The trip, which began the day after his wedding with his second wife, Jane, in May 1988, was undertaken as part of Sanders' official duties as mayor of Burlington, Vermont. And in any case, most of his critics seem to have forgotten that the Soviet Union at the time was hardly the place for an admirer of communism to find comfort.

Under Sanders, Burlington developed sister-city programs with places that reflected his sympathies, notably Puerta Cabezas, Nicaragua. That pairing was in keeping with Sanders' opposition to President Ronald Reagan's attempts to undermine the leftist Sandinista government. Sanders and the Burlington Board of Aldermen even wrote angry letters demanding that the president "stop killing the innocent people of Nicaragua."

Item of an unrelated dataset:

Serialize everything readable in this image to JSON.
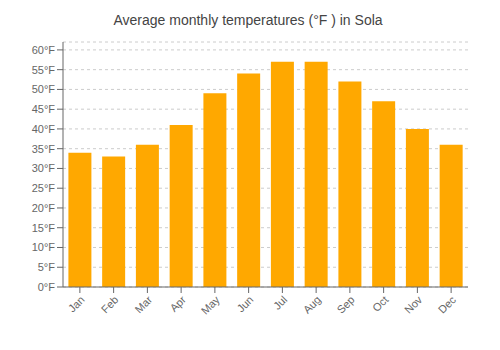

Burlington also had a link-up with the city of Yaroslavl, in Russia. But as Sanders wrote in his 1998 political memoir, "Outsider in the White House," the motivations were quite different:

Like the Puerto Cabezas project, the sister-city program with Yaroslavl has been very successful. Each has different constituencies of support. Puerto Cabezas mostly attracted the energy of left-wing activists who were initially involved because of their support for the Sandinista Revolution and opposition to U.S. intervention in Central America. The Yaroslavl project received more broad-based backing, including from a number of business people in the city.

The Soviet Union under Mikhail Gorbachev was opening to the world, no longer exactly an enemy of the U.S. and more an intriguing, unknown entity. In 1987, Gorbachev effectively signed the planned economy's death sentence, permitting so-called "cooperatives" -- essentially private companies that could produce and trade goods as freely as the tired and greedy bureaucracy allowed. Thus began the second stage of what Gorbachev called perestroika, or restructuring. It also included political reforms that attempted to shift the center of power from the Communist Party to the Soviets -- a system of representative government that handled the Soviet Union's housekeeping.